Впереди у лестницы стоял кто-то, чуть ли не прожектором освещавший спуск. Я вспотел, захотелось курить. Перекресточный телевизор показался скорченной человеческой фигурой. Казалось, что наши шаги отдаются на всех этажах, и вот-вот сбегутся встревоженные воспитатели с Ящиками выяснять, в чем дело.

Лестница пахла дезинфекцией и мышиным пометом. Осветитель очень старался. Он группировал всех по шестеро, освещал дорогу до самых нижних ступенек, а затем поднимался за следующей группой.

Коридор первого этажа был намного просторнее нашего, тут запросто можно было проехать в четыре коляски, и еще осталось бы место для пары ходячих. Так что здесь мы двигались быстрее. Проехали мимо запертых дверей приемной, актового зала и кинотеатра, мимо кабинок игровых автоматов, стендов с фотографиями, шеренги огнетушителей, окошка прачечной… Спортзал оказался открыт, там уже горел свет. Дальше можно было двигаться без фонариков.
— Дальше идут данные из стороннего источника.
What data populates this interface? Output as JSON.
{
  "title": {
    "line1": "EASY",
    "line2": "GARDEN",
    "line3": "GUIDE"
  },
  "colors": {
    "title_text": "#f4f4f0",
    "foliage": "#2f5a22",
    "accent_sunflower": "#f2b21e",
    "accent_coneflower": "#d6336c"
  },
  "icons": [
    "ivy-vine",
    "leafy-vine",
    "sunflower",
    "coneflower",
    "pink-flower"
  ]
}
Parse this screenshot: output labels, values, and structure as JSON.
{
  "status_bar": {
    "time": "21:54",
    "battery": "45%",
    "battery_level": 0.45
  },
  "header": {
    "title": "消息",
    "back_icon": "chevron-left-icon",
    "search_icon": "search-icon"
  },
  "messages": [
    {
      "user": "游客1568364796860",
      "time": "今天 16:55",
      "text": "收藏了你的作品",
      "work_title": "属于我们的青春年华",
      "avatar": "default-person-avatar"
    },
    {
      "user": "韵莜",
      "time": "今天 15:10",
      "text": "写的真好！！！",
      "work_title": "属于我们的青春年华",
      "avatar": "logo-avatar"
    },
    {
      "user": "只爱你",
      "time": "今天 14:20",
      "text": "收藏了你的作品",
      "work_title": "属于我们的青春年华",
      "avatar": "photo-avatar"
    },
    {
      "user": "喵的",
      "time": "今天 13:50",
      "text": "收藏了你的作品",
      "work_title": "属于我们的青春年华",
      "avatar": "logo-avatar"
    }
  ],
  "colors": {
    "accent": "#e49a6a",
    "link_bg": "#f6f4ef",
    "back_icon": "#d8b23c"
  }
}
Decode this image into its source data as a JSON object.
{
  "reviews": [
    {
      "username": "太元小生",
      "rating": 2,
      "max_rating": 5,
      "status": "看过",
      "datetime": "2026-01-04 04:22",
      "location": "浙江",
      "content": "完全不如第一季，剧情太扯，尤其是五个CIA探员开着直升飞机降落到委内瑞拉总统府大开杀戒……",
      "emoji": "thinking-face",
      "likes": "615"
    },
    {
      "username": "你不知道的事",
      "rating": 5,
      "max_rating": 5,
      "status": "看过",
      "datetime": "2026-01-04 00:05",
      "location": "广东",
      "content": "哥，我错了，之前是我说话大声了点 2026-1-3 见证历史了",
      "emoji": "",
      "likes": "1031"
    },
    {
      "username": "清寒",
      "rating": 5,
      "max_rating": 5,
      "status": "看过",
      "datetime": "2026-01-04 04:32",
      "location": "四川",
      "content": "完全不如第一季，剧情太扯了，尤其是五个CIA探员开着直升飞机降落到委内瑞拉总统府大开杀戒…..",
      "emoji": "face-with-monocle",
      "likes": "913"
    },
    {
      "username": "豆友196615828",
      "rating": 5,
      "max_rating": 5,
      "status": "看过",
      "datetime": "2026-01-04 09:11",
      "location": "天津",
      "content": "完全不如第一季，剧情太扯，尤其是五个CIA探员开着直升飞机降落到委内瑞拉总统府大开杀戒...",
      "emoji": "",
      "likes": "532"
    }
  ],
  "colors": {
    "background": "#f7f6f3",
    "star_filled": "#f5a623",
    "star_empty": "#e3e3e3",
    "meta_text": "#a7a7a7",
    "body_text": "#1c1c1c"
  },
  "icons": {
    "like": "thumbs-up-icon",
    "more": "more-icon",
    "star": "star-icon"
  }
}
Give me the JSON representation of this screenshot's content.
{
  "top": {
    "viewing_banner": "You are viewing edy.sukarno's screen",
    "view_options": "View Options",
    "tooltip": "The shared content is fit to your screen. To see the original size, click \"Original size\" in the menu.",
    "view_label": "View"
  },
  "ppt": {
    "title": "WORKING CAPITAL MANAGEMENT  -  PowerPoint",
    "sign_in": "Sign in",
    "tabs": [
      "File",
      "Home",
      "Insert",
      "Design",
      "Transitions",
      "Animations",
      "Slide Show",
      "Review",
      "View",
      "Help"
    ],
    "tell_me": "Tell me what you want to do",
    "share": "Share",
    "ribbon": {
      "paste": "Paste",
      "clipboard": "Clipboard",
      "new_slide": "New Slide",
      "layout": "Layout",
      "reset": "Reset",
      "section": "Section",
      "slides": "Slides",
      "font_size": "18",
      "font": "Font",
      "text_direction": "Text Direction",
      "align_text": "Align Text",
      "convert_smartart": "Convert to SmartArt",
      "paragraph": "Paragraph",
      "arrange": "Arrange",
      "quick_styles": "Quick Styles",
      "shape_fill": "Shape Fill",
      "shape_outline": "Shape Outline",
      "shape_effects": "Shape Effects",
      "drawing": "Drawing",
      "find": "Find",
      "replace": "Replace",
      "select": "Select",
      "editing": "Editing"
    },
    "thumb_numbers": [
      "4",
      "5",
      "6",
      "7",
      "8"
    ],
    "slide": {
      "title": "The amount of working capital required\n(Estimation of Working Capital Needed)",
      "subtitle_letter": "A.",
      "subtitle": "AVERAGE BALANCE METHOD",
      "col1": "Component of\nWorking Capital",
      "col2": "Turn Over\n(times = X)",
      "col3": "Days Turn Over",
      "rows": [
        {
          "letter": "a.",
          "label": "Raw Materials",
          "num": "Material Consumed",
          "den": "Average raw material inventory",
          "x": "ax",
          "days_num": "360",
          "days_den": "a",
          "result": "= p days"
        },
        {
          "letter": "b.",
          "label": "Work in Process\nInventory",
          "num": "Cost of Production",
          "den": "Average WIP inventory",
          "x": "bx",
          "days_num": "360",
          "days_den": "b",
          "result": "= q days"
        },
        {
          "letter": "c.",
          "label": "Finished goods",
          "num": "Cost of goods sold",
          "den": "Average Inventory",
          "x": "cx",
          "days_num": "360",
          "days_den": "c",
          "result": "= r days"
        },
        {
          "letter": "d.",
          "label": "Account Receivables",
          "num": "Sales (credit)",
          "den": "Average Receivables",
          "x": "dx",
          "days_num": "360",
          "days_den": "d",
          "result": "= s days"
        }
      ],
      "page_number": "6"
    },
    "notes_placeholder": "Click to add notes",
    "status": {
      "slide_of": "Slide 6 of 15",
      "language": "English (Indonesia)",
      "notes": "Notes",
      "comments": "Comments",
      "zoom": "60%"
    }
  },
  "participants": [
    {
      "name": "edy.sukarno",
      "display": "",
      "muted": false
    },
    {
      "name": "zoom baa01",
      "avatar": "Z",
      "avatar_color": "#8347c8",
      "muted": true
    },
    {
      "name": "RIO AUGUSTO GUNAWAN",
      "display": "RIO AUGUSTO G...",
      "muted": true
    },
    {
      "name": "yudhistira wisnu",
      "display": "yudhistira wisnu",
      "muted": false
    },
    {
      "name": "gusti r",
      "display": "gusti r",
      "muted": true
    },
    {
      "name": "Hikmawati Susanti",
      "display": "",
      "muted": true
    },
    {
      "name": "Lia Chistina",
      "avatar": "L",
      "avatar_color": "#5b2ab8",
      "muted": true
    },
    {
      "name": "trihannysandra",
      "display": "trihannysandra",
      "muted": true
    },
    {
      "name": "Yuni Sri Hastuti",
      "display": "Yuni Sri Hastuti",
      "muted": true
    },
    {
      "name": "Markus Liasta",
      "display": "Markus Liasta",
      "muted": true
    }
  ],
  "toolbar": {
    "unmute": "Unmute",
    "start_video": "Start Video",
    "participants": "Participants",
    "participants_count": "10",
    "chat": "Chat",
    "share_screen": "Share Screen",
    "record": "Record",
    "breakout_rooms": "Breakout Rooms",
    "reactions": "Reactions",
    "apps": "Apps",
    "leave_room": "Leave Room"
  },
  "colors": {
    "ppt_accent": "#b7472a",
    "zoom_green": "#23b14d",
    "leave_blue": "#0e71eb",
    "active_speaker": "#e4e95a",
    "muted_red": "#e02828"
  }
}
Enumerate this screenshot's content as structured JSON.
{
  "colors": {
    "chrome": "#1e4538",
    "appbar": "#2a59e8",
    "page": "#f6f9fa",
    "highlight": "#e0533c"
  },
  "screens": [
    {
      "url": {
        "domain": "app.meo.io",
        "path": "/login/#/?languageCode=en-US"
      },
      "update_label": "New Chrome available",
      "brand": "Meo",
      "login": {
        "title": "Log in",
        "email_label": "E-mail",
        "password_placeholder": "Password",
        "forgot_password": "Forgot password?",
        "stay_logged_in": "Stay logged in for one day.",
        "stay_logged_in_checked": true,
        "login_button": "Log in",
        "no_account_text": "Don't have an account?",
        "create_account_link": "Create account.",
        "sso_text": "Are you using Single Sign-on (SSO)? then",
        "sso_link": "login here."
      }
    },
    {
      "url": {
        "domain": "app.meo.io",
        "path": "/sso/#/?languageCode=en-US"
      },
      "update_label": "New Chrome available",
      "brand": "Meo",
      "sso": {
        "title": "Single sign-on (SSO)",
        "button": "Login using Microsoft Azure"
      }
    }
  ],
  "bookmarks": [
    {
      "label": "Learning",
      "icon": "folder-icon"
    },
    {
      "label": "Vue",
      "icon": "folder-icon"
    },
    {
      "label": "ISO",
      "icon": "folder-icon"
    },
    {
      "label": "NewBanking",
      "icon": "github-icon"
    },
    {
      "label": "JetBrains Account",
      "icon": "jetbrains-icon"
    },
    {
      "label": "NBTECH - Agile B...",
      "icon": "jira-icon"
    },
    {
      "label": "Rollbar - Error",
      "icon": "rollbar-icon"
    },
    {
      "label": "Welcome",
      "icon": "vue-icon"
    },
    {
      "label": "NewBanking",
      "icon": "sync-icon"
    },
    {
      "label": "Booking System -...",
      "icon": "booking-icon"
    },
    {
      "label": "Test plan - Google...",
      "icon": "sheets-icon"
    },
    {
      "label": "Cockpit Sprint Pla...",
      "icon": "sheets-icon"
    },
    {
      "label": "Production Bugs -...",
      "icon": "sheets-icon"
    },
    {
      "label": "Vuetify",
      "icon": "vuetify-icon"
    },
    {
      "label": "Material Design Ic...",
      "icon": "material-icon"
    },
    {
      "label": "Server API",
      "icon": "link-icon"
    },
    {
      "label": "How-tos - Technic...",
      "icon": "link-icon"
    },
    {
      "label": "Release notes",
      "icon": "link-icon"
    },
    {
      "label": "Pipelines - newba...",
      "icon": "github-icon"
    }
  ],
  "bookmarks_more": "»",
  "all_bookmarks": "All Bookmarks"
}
Народу в зале набилось уже битком и все прибывало, но при этом, как ни странно, было довольно тихо. Все разговаривали шепотом. Псы успели развалиться на матах, повытаскивать термосы и бумажные стаканчики и принять вид хозяев помещения, к которым все остальные явились в гости.

Сфинкс, Черный и Горбач направились прямо к ним. Слепой остался у двери. Я, как привязанный, мотался за Табаки, а он, видно, решил пообщаться со всеми присутствовавшими, так что мы раз за разом кружили по залу, здороваясь и обмениваясь всякими дурацкими фразами то с тем, то с этим, пока мне это не надоело, и я не отстал.

Помпей сидел на мате в стороне от остальных Псов и курил, стряхивая пепел на пол. На шее у него болтался пестрый жгут скрученного в колбаску шейного платка. Кожаные штаны, казалось, вот-вот лопнут под напором мускулистых ляжек. В переговорах со Сфинксом он не участвовал, и я понял, что детали Великой битвы обсуждаются без ее главных героев. Потом я сообразил, что понятия не имею, что входит в план Битвы – победа Помпея, или его поражение. А ведь это тоже наверняка заранее обговорено.

Сфинкс и Горбач с Черным вернулись. Сфинкс подошел к двери и зашептался со Слепым. Колясники шестой остались сидеть, где сидели, ходячие встали, но тоже остались возле матов. В середине зала собрались ходячие второй и третьей. Взявшись за руки, они образовали большой круг. Потом в него вклинились колясники, а самыми последними, Черный, Горбач, Лэри и Псы из шестой. Каждого из наших и Псов ставили между Птицами и Крысами так, чтобы по обе стороны стояли чужие. С включением в круг ребят из шестой он сделался похож на небольшую арену. Со стороны это выглядело довольно забавно. Как будто в Доме часто тренировались в создании такого вот круга. Как минимум раз в неделю. Я дивился на необычное зрелище, и тут меня окликнули. Оказалось, я тоже должен был занять свое место.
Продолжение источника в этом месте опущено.